The term brothel, and the wider ideologies about prostitution, have incurred many stigmas that haven’t changed since the sex industry became more prominent in New Zealand. Prostitution was made legal in this country over 14 years ago; it’s hardly an outrage for there to be such a high consumer base. Some critics still argue that the sex industry shouldn’t be discussed in mainstream culture; and in the disability world the discussions around this are only just beginning.
But yet, people (whether they are disabled or not) who purchase these legal sex services are labelled and stigmatized by a society that is completely hypocritical.
In 2017, society is more sexualised and diverse than ever, it’s just a question of those people who actually chose to accept that. The issue at hand here isn’t about brothels and how they choose to run their business, it’s the morals of the onlookers. Those onlookers are just like you and I, they form an opinion based on their own bias and current life situation.
It isn’t for them to say what’s right and wrong, because what seems to be the “moral” thing to do in their eyes may be entirely out of the question for someone else. There is nothing wrong with men, or women for that matter, to engage in sex services that are provided on a legal and safe basis.
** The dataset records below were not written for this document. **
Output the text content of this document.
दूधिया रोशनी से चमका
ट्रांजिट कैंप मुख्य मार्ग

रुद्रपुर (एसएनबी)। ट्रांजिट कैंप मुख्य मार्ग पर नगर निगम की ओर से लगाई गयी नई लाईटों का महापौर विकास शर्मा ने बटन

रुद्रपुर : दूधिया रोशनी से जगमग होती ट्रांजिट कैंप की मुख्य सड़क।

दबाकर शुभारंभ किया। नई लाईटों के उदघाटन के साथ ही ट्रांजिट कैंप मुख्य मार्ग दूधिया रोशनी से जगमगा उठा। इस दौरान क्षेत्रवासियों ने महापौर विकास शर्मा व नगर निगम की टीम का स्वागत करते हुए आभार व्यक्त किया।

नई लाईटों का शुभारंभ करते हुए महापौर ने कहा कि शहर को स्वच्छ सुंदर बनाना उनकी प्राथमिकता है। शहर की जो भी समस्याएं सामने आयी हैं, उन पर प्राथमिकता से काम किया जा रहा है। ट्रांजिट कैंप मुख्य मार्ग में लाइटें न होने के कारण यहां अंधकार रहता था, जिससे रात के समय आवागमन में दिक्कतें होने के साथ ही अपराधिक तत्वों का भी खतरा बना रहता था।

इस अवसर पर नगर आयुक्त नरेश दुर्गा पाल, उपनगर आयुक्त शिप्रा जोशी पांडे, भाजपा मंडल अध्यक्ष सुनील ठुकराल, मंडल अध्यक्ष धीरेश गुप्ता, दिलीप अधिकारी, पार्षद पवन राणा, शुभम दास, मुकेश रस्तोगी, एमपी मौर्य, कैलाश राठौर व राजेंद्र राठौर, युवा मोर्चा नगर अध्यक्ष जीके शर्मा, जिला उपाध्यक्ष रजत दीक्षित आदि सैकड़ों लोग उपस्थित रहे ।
The lady running the brothel in the recent “ethical prostitution” story that ran on the Herald last week raised a perfectly valid point when she said that men seek the services of the sex industry for entirely plausible reasons. Some may have a stale marriage, others may be too busy caught up in work to have a relationship but still want that intimate human touch. The onlookers who judge both those who work as prostitutes, and the people who are consumers of it, simply believe that it’s impossible to achieve such intimacy with a sex worker. That’s entirely incorrect and it’s ignorant to hold such beliefs.
People with disabilities can find relationships and achieve healthy sex lives without the help of the sex industry. This has been proven. But for those who choose to access the services that the sex industry provides, that should be equally as acceptable. People with disabilities are often looked as as asexual; this means that they have no desire for sex. Some viewpoints are often that the disabled are incapable of having sex and cannot feel the pleasures associated with it. Both claims are untrue.
Sex and physical intimacy, or the lack thereof, for people with disabilities in one of the most rampant and undiscussed issues that’s ever faced the disabled community worldwide.